My husband and I are going to try and set a new routine for our garden. Set aside one day a week specifically for planting and, if possible, the day before any forecast rain. Other days will be for maintenance as weather permits and our other activities. It’s so nice that we no longer have to just do the garden on weekends but can now work in it any day of the week that we choose.
Today, it’s a Public Holiday in Melbourne (Melbourne Cup Day) so we elected to spend the afternoon planting trees and bushes that we had sitting in pots for some time. A Silver Princess Eucalypt, some Autumn Joy Sedum, a Blackwood Wattle and some other indigenous bushes that we got from the local community nursery quite some months ago.
We have one Silver Princess in the ground below the billabong so put the second near it, with the intention of getting a third sometime soon to add to them. While there we could hear the little ducklings cheeping and I moved further up the bank to have a look. There was mum and dad with their eight little ones in the water but down the southern end opposite to my end. Later they moved up the northern end as Gray and I moved down the southern side of the paddock to work.
While I was clearing some weeds from a spot to plant the Autumn Joy a bit later on I heard some movement and saw a blue-tongued lizard move through the grass. Didn’t realise it was there but I stood and watched it for awhile and then moved to another area, so I could leave it in peace.
We had four potted sedums so planted those and then I snipped pups from other sedums near by and planted them in the ground too. We’ll gradually have a large section of just sedums and it will look a picture late February and right through Autumn.
The wattle was planted on the opposite side of the southern creek bed, diagonally from one we planted a year or so ago, that is going really well. Eventually the two will probably meet across the creek, once mature and will be a great place for birds to sit, and for wildlife to be under the trees.
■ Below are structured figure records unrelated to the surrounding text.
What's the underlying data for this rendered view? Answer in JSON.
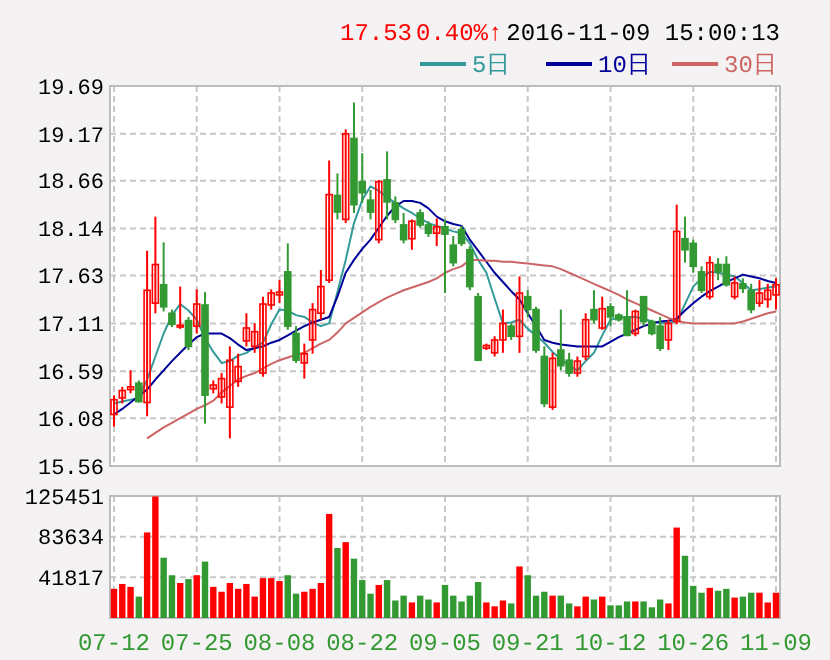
{
  "chart_data": [
    {
      "type": "candlestick",
      "categories": [
        null,
        null,
        null,
        null,
        null,
        null,
        null,
        null,
        null,
        null,
        null,
        null,
        null,
        null,
        null,
        null,
        null,
        null,
        null,
        null,
        null,
        null,
        null,
        null,
        null,
        null,
        null,
        null,
        null,
        null,
        null,
        null,
        null,
        null,
        null,
        null,
        null,
        null,
        null,
        null,
        null,
        null,
        null,
        null,
        null,
        null,
        null,
        null,
        null,
        null,
        null,
        null,
        null,
        null,
        null,
        null,
        null,
        null,
        null,
        null,
        null,
        null,
        null,
        null,
        null,
        null,
        null,
        null,
        null,
        null,
        null,
        null,
        null,
        null,
        null,
        null,
        null,
        null,
        null,
        null,
        null
      ],
      "ohlc": [
        [
          16.12,
          16.33,
          15.99,
          16.28
        ],
        [
          16.3,
          16.42,
          16.24,
          16.38
        ],
        [
          16.39,
          16.6,
          16.35,
          16.42
        ],
        [
          16.46,
          16.49,
          16.25,
          16.26
        ],
        [
          16.25,
          17.9,
          16.1,
          17.47
        ],
        [
          17.33,
          18.27,
          17.22,
          17.75
        ],
        [
          17.53,
          17.99,
          17.24,
          17.29
        ],
        [
          17.22,
          17.26,
          17.07,
          17.1
        ],
        [
          17.07,
          17.51,
          17.05,
          17.09
        ],
        [
          17.14,
          17.18,
          16.82,
          16.86
        ],
        [
          17.08,
          17.48,
          17.0,
          17.32
        ],
        [
          17.31,
          17.45,
          16.02,
          16.33
        ],
        [
          16.4,
          16.49,
          16.35,
          16.44
        ],
        [
          16.31,
          16.57,
          16.24,
          16.51
        ],
        [
          16.2,
          16.86,
          15.86,
          16.71
        ],
        [
          16.48,
          16.78,
          16.42,
          16.64
        ],
        [
          16.92,
          17.22,
          16.86,
          17.06
        ],
        [
          16.86,
          17.11,
          16.79,
          17.02
        ],
        [
          16.57,
          17.4,
          16.53,
          17.32
        ],
        [
          17.31,
          17.48,
          17.26,
          17.44
        ],
        [
          17.42,
          17.58,
          17.33,
          17.45
        ],
        [
          17.67,
          17.98,
          17.04,
          17.08
        ],
        [
          17.0,
          17.08,
          16.68,
          16.71
        ],
        [
          16.68,
          16.89,
          16.51,
          16.78
        ],
        [
          16.93,
          17.33,
          16.78,
          17.26
        ],
        [
          17.22,
          17.69,
          17.15,
          17.51
        ],
        [
          17.58,
          18.88,
          17.55,
          18.51
        ],
        [
          18.5,
          18.74,
          18.24,
          18.32
        ],
        [
          18.24,
          19.22,
          18.2,
          19.17
        ],
        [
          19.12,
          19.51,
          18.31,
          18.4
        ],
        [
          18.65,
          18.96,
          18.42,
          18.53
        ],
        [
          18.45,
          18.56,
          18.24,
          18.32
        ],
        [
          18.02,
          18.67,
          17.98,
          18.65
        ],
        [
          18.67,
          18.98,
          18.24,
          18.43
        ],
        [
          18.42,
          18.49,
          18.2,
          18.24
        ],
        [
          18.18,
          18.31,
          17.98,
          18.02
        ],
        [
          18.03,
          18.24,
          17.91,
          18.22
        ],
        [
          18.31,
          18.35,
          18.15,
          18.18
        ],
        [
          18.18,
          18.22,
          18.05,
          18.09
        ],
        [
          18.09,
          18.25,
          17.95,
          18.16
        ],
        [
          18.16,
          18.24,
          17.44,
          18.08
        ],
        [
          17.96,
          18.06,
          17.73,
          17.77
        ],
        [
          18.13,
          18.17,
          17.95,
          17.98
        ],
        [
          17.91,
          17.95,
          17.47,
          17.51
        ],
        [
          17.4,
          17.44,
          16.7,
          16.71
        ],
        [
          16.84,
          16.89,
          16.82,
          16.87
        ],
        [
          16.79,
          16.97,
          16.75,
          16.93
        ],
        [
          16.93,
          17.26,
          16.79,
          17.11
        ],
        [
          17.08,
          17.11,
          16.93,
          16.97
        ],
        [
          16.97,
          17.62,
          16.79,
          17.44
        ],
        [
          17.4,
          17.47,
          17.18,
          17.26
        ],
        [
          17.26,
          17.29,
          16.79,
          16.82
        ],
        [
          16.75,
          16.86,
          16.2,
          16.24
        ],
        [
          16.2,
          16.79,
          16.17,
          16.73
        ],
        [
          16.82,
          17.26,
          16.6,
          16.65
        ],
        [
          16.71,
          16.79,
          16.53,
          16.57
        ],
        [
          16.57,
          16.75,
          16.53,
          16.7
        ],
        [
          16.75,
          17.22,
          16.71,
          17.15
        ],
        [
          17.26,
          17.47,
          17.11,
          17.15
        ],
        [
          17.06,
          17.4,
          17.04,
          17.27
        ],
        [
          17.29,
          17.33,
          17.08,
          17.18
        ],
        [
          17.2,
          17.22,
          17.13,
          17.15
        ],
        [
          17.18,
          17.47,
          16.97,
          16.98
        ],
        [
          17.0,
          17.26,
          16.97,
          17.24
        ],
        [
          17.4,
          17.4,
          17.08,
          17.13
        ],
        [
          17.13,
          17.15,
          16.98,
          17.0
        ],
        [
          17.08,
          17.18,
          16.81,
          16.84
        ],
        [
          16.93,
          17.15,
          16.82,
          17.11
        ],
        [
          17.13,
          18.4,
          17.1,
          18.11
        ],
        [
          18.03,
          18.27,
          17.77,
          17.91
        ],
        [
          17.98,
          18.02,
          17.66,
          17.73
        ],
        [
          17.67,
          17.73,
          17.44,
          17.47
        ],
        [
          17.4,
          17.84,
          17.37,
          17.77
        ],
        [
          17.75,
          17.82,
          17.58,
          17.67
        ],
        [
          17.75,
          17.84,
          17.51,
          17.53
        ],
        [
          17.4,
          17.62,
          17.37,
          17.55
        ],
        [
          17.54,
          17.6,
          17.44,
          17.49
        ],
        [
          17.47,
          17.54,
          17.22,
          17.26
        ],
        [
          17.33,
          17.58,
          17.29,
          17.44
        ],
        [
          17.37,
          17.54,
          17.28,
          17.47
        ],
        [
          17.42,
          17.6,
          17.26,
          17.53
        ]
      ],
      "colors": [
        "#ff0000",
        "#ff0000",
        "#ff0000",
        "#339933",
        "#ff0000",
        "#ff0000",
        "#339933",
        "#339933",
        "#ff0000",
        "#339933",
        "#ff0000",
        "#339933",
        "#ff0000",
        "#ff0000",
        "#ff0000",
        "#ff0000",
        "#ff0000",
        "#ff0000",
        "#ff0000",
        "#ff0000",
        "#ff0000",
        "#339933",
        "#339933",
        "#ff0000",
        "#ff0000",
        "#ff0000",
        "#ff0000",
        "#339933",
        "#ff0000",
        "#339933",
        "#339933",
        "#339933",
        "#ff0000",
        "#339933",
        "#339933",
        "#339933",
        "#ff0000",
        "#339933",
        "#339933",
        "#ff0000",
        "#339933",
        "#339933",
        "#339933",
        "#339933",
        "#339933",
        "#ff0000",
        "#ff0000",
        "#ff0000",
        "#339933",
        "#ff0000",
        "#339933",
        "#339933",
        "#339933",
        "#ff0000",
        "#339933",
        "#339933",
        "#ff0000",
        "#ff0000",
        "#339933",
        "#ff0000",
        "#339933",
        "#339933",
        "#339933",
        "#ff0000",
        "#339933",
        "#339933",
        "#339933",
        "#ff0000",
        "#ff0000",
        "#339933",
        "#339933",
        "#339933",
        "#ff0000",
        "#339933",
        "#339933",
        "#ff0000",
        "#339933",
        "#339933",
        "#ff0000",
        "#ff0000",
        "#ff0000"
      ],
      "series": [
        {
          "type": "line",
          "name": "5日",
          "color": "#339999",
          "values": [
            16.24,
            16.26,
            16.28,
            16.3,
            16.5,
            16.75,
            17.0,
            17.2,
            17.32,
            17.25,
            17.15,
            16.95,
            16.8,
            16.68,
            16.7,
            16.76,
            16.79,
            16.85,
            16.9,
            17.1,
            17.26,
            17.25,
            17.2,
            17.18,
            17.12,
            17.08,
            17.11,
            17.45,
            17.8,
            18.2,
            18.45,
            18.6,
            18.55,
            18.48,
            18.42,
            18.36,
            18.31,
            18.25,
            18.2,
            18.17,
            18.14,
            18.11,
            18.09,
            17.98,
            17.8,
            17.66,
            17.38,
            17.11,
            17.12,
            17.15,
            17.05,
            16.98,
            16.9,
            16.8,
            16.72,
            16.65,
            16.6,
            16.7,
            16.79,
            16.98,
            17.15,
            17.17,
            17.18,
            17.18,
            17.16,
            17.13,
            17.11,
            17.12,
            17.13,
            17.32,
            17.51,
            17.6,
            17.67,
            17.66,
            17.64,
            17.62,
            17.55,
            17.47,
            17.48,
            17.5,
            17.51
          ]
        },
        {
          "type": "line",
          "name": "10日",
          "color": "#000099",
          "values": [
            16.12,
            16.18,
            16.25,
            16.32,
            16.39,
            16.5,
            16.6,
            16.7,
            16.79,
            16.88,
            16.96,
            17.0,
            17.0,
            17.0,
            16.95,
            16.88,
            16.82,
            16.84,
            16.86,
            16.9,
            16.93,
            16.98,
            17.03,
            17.08,
            17.12,
            17.15,
            17.18,
            17.4,
            17.66,
            17.8,
            17.92,
            18.02,
            18.15,
            18.28,
            18.38,
            18.44,
            18.44,
            18.42,
            18.36,
            18.27,
            18.22,
            18.19,
            18.17,
            18.02,
            17.9,
            17.78,
            17.66,
            17.56,
            17.46,
            17.37,
            17.22,
            17.08,
            16.93,
            16.9,
            16.88,
            16.87,
            16.86,
            16.86,
            16.86,
            16.86,
            16.91,
            16.96,
            17.0,
            17.04,
            17.08,
            17.11,
            17.13,
            17.14,
            17.16,
            17.25,
            17.33,
            17.4,
            17.46,
            17.51,
            17.56,
            17.6,
            17.64,
            17.62,
            17.6,
            17.57,
            17.55
          ]
        },
        {
          "type": "line",
          "name": "30日",
          "color": "#cc6666",
          "values": [
            null,
            null,
            null,
            null,
            15.86,
            15.92,
            15.98,
            16.03,
            16.08,
            16.13,
            16.18,
            16.22,
            16.27,
            16.36,
            16.43,
            16.5,
            16.54,
            16.57,
            16.62,
            16.67,
            16.71,
            16.74,
            16.77,
            16.79,
            16.84,
            16.89,
            16.93,
            17.01,
            17.11,
            17.17,
            17.23,
            17.29,
            17.34,
            17.39,
            17.43,
            17.47,
            17.5,
            17.53,
            17.56,
            17.6,
            17.66,
            17.7,
            17.73,
            17.8,
            17.8,
            17.79,
            17.79,
            17.78,
            17.78,
            17.77,
            17.76,
            17.75,
            17.74,
            17.73,
            17.7,
            17.66,
            17.62,
            17.58,
            17.54,
            17.5,
            17.46,
            17.42,
            17.37,
            17.33,
            17.29,
            17.25,
            17.21,
            17.17,
            17.14,
            17.12,
            17.11,
            17.11,
            17.11,
            17.11,
            17.11,
            17.11,
            17.13,
            17.16,
            17.19,
            17.22,
            17.24
          ]
        }
      ],
      "ylim": [
        15.56,
        19.69
      ],
      "yticks": [
        15.56,
        16.08,
        16.59,
        17.11,
        17.63,
        18.14,
        18.66,
        19.17,
        19.69
      ],
      "grid": true,
      "legend": "top right",
      "tick_labels": "y",
      "annotations": [
        "17.53",
        "0.40%↑",
        "2016-11-09 15:00:13"
      ]
    },
    {
      "type": "bar",
      "categories": [
        "07-12",
        null,
        null,
        null,
        null,
        null,
        null,
        null,
        null,
        null,
        "07-25",
        null,
        null,
        null,
        null,
        null,
        null,
        null,
        null,
        null,
        "08-08",
        null,
        null,
        null,
        null,
        null,
        null,
        null,
        null,
        null,
        "08-22",
        null,
        null,
        null,
        null,
        null,
        null,
        null,
        null,
        null,
        "09-05",
        null,
        null,
        null,
        null,
        null,
        null,
        null,
        null,
        null,
        "09-21",
        null,
        null,
        null,
        null,
        null,
        null,
        null,
        null,
        null,
        "10-12",
        null,
        null,
        null,
        null,
        null,
        null,
        null,
        null,
        null,
        "10-26",
        null,
        null,
        null,
        null,
        null,
        null,
        null,
        null,
        null,
        "11-09"
      ],
      "values": [
        30000,
        35000,
        32000,
        22000,
        88000,
        125000,
        62000,
        44000,
        36000,
        40000,
        44000,
        58000,
        32000,
        27000,
        36000,
        30000,
        35000,
        22000,
        41000,
        41000,
        38000,
        44000,
        25000,
        27000,
        30000,
        36000,
        107000,
        72000,
        78000,
        61000,
        39000,
        25000,
        34000,
        39000,
        18000,
        23000,
        16000,
        23000,
        19000,
        16000,
        34000,
        23000,
        17000,
        23000,
        37000,
        16000,
        12000,
        18000,
        15000,
        53000,
        44000,
        23000,
        27000,
        23000,
        23000,
        15000,
        12000,
        22000,
        19000,
        22000,
        13000,
        13000,
        17000,
        17000,
        17000,
        11000,
        19000,
        15000,
        93000,
        64000,
        33000,
        26000,
        31000,
        28000,
        30000,
        21000,
        22000,
        26000,
        26000,
        16000,
        26000
      ],
      "colors": [
        "#ff0000",
        "#ff0000",
        "#ff0000",
        "#339933",
        "#ff0000",
        "#ff0000",
        "#339933",
        "#339933",
        "#ff0000",
        "#339933",
        "#ff0000",
        "#339933",
        "#ff0000",
        "#ff0000",
        "#ff0000",
        "#ff0000",
        "#ff0000",
        "#ff0000",
        "#ff0000",
        "#ff0000",
        "#ff0000",
        "#339933",
        "#339933",
        "#ff0000",
        "#ff0000",
        "#ff0000",
        "#ff0000",
        "#339933",
        "#ff0000",
        "#339933",
        "#339933",
        "#339933",
        "#ff0000",
        "#339933",
        "#339933",
        "#339933",
        "#ff0000",
        "#339933",
        "#339933",
        "#ff0000",
        "#339933",
        "#339933",
        "#339933",
        "#339933",
        "#339933",
        "#ff0000",
        "#ff0000",
        "#ff0000",
        "#339933",
        "#ff0000",
        "#339933",
        "#339933",
        "#339933",
        "#ff0000",
        "#339933",
        "#339933",
        "#ff0000",
        "#ff0000",
        "#339933",
        "#ff0000",
        "#339933",
        "#339933",
        "#339933",
        "#ff0000",
        "#339933",
        "#339933",
        "#339933",
        "#ff0000",
        "#ff0000",
        "#339933",
        "#339933",
        "#339933",
        "#ff0000",
        "#339933",
        "#339933",
        "#ff0000",
        "#339933",
        "#339933",
        "#ff0000",
        "#ff0000",
        "#ff0000"
      ],
      "ylim": [
        0,
        125451
      ],
      "yticks": [
        41817,
        83634,
        125451
      ],
      "grid": true
    }
  ]
}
The other indigenous bushes were planted along the southern fence line – we plan to have a border of plants all along the south, the west and north fence lines over time. It will produce a lovely green border for our paddock garden, and hopefully, eventually, be an environment that looks after itself well.
We did notice that the bottom garden bed, where we’ve hardly done anything to date, is filling up with lots of indigenous bushes. Goodenias, Dusty Millers, Spinosa Bibosa, Pimelea flava (yellow rice flower),Ozothamnus ferrugineu, a native daisy bush of some sort, and lots of Chocolate lilies too. We probably won’t need to plant much in this section as it’s doing it all itself. So much the sheep had been eating down for years and we had no idea! We are truly enjoying discovering what must have been a long time ago on our paddock and now we’re helping it to restore itself, as well as adding to what’s there.